In this way, how the Bitcoin network constructs a blockchain is slightly different from how Ethereum constructs its blockchain. This means that their security protocols, speed of operation, and general accessibility are different, which brings us to the next critical point.
The concept of a blockchain is purely academic and different blockchain technologies (e.g. Ethereum) simply exist as attempts to implement this concept through a set of managed tradeoffs. The idea of nodes constantly in contact seeking to validate an unchangeable ledger seems simple in theory. However, implementation typically requires the builders of the chain to decide how much they care about absolute security versus how much they care about speed and ease of use.
In modern blockchains, this is often seen as the option to utilize either proof of work (PoW) or proof of stake (PoS) functions. In PoW, miners are forced to solve extremely complex problems to validate blocks on the chain under a cryptographic hash function known as SHA-256. This is an incredibly secure approach given each block in the chain is validated by all players. An issue here though is that scalability is debatable. The amount of time required to process transactions on Bitcoin’s network for example is potentially prohibitive to large-scale, real-world functioning.
PoS offers a different approach. Validators are selected at random based on the amount of tokens they hold in the network. This approach is significantly more scalable and faster than PoW, but the tradeoff is that security may be slightly lower.
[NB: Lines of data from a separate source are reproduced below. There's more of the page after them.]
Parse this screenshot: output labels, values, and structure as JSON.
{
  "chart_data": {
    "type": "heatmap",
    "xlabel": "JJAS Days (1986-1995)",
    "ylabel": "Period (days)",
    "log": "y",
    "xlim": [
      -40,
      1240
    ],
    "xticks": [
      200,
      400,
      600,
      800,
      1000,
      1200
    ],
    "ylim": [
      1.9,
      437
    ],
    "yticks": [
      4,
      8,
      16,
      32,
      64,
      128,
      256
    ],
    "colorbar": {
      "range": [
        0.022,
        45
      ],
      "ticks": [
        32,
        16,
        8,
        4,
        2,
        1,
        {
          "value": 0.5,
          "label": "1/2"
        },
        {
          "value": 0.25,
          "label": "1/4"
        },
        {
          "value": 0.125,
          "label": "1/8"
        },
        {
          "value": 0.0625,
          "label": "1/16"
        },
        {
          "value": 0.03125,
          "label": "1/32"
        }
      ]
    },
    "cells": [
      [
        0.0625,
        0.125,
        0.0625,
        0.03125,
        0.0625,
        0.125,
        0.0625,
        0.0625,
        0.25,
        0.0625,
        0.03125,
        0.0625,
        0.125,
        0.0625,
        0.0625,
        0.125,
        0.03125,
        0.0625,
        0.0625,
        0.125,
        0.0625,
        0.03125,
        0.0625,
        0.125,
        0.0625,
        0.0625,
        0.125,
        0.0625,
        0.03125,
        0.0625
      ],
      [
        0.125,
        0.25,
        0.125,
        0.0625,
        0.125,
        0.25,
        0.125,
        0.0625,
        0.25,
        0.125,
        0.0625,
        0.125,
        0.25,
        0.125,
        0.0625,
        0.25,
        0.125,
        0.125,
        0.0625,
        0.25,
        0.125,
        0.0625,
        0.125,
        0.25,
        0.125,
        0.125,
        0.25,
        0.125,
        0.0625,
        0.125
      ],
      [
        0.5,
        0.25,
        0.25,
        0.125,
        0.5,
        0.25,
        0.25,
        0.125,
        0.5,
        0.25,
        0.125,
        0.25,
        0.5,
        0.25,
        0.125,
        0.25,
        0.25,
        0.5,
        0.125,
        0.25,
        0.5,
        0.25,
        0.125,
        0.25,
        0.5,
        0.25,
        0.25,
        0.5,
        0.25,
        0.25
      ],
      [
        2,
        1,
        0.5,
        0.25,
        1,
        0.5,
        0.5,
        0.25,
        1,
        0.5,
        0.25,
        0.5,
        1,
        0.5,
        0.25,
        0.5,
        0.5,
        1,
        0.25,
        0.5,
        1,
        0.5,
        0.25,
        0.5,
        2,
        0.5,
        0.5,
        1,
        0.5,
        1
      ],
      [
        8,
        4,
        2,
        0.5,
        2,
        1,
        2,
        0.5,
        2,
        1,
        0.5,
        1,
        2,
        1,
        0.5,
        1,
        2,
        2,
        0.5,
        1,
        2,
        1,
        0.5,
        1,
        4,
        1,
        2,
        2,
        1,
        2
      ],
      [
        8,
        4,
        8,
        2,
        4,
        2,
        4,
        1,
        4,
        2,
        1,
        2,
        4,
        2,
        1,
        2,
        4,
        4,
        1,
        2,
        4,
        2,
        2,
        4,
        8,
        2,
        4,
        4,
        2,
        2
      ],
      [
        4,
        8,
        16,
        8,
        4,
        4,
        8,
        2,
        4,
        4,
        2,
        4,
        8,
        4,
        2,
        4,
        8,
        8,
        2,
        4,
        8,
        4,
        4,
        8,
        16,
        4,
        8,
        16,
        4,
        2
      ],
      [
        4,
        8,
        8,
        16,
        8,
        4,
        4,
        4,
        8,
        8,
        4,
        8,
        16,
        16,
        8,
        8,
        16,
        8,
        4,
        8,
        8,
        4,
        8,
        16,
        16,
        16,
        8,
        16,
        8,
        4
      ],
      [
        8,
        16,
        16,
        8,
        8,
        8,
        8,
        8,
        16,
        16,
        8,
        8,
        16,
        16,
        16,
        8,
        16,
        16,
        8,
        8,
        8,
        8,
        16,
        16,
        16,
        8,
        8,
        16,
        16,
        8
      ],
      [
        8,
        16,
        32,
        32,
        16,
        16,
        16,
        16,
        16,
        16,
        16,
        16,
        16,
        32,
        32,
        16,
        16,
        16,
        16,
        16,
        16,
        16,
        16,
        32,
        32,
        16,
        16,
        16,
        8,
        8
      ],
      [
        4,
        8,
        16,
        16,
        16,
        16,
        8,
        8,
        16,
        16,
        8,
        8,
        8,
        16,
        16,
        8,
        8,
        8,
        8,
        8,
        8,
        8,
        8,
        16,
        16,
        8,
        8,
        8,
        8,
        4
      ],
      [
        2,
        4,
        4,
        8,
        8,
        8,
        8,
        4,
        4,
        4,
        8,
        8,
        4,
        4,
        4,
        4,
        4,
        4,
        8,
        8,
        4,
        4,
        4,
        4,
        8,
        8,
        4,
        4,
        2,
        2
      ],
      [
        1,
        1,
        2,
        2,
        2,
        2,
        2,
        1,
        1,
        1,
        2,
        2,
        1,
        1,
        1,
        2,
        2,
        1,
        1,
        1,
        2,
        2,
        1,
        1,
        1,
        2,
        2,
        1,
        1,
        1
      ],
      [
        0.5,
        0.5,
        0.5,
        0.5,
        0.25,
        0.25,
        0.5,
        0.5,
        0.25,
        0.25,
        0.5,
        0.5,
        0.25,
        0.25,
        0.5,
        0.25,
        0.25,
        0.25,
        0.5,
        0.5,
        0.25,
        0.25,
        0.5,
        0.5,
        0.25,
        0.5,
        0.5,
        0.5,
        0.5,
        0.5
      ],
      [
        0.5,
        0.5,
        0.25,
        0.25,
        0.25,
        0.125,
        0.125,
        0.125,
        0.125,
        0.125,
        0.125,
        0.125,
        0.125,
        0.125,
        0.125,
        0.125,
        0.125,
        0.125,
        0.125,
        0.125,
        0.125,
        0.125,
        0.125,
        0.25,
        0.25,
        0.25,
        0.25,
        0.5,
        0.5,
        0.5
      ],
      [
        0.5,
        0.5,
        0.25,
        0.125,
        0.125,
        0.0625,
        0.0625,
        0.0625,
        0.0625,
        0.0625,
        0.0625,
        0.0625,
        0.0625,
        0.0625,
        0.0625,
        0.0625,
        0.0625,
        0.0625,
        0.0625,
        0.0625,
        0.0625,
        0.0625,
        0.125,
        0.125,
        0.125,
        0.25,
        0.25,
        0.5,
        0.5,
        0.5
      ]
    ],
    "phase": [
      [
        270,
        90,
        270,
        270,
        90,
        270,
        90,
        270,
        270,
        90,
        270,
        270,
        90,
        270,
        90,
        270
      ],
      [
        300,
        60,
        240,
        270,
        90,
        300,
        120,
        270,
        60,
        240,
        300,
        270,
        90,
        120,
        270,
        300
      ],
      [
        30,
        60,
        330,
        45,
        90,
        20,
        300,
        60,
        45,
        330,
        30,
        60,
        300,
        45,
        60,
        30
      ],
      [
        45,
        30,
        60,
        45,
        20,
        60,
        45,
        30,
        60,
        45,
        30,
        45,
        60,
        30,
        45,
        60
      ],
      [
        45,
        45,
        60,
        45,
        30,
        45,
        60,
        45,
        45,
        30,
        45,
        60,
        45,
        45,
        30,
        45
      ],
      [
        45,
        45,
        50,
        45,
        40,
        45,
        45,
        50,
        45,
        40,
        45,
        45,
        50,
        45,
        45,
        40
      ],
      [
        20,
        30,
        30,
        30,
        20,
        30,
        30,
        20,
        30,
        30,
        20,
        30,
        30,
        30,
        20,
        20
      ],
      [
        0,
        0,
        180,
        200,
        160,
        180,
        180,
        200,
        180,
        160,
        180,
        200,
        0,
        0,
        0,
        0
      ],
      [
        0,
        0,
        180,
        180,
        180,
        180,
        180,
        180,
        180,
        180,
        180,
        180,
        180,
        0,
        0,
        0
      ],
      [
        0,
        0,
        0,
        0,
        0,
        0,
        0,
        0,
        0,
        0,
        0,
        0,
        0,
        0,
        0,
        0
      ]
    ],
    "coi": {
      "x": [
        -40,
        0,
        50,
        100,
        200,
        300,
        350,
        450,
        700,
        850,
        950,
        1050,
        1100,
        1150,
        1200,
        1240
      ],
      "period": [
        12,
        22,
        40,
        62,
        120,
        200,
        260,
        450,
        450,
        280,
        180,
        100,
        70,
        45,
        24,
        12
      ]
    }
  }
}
As noted by Professor Omid Malekan at Columbia Business School, “Beyond immediate security, PoS risks centralization as token ownership also determines governance, and ‘the rich get richer’ because they are likely to stake their coins. Custodians and exchanges also become natural power players since they can stake their client coins. PoW has more diffuse power since miners are often not the biggest coin owners.”
The tradeoffs here are clear. When designing large, public blockchains systems, it is hard to achieve extreme efficiency without sacrificing some level of security.
Still, readers should take comfort in the knowledge that Ethereum and Bitcoin are some of the most battle-tested networks in existence and have implemented a number of enhanced security protocols and forks to fix any potential issues.
The truth is that it is not the underlying blockchain itself that truly poses security risks. It is where the chain interacts with the real world.
That means third-party applications, new forms of smart contracts, crypto wallets, or hardware with signature key information. Security flaws exist where blockchain technology begins to intersect with use cases in the real world or where the secure functions of the chain are removed and placed onto other more secure platforms. For example, private wallet keys being stored on unsecure servers. This is where there is both opportunity for business usage and where issues can arise.
The push and pull between preserving blockchain’s security traits while simultaneously allowing data accessibility and usage has proven to be one of the most significant challenges to the adoption of the technology into core systems and one of the issues Metcy’s proprietary APIs will help solve by allowing secure, fast on-chain access to chain data without the need for storage.
This linkage approach, resting on the idea that blockchain data should not be replicated, only discreetly accessed, will ensure businesses have continued access to the most reliable, mined data needed.
As for the future of different approaches, it is likely that new means of block validation will emerge over the next few years as cryptographers and entrepreneurs seek to enhance the availability of the technology. As long as professionals in the space remain aware of where risks lie, security concerns should remain manageable alongside growth.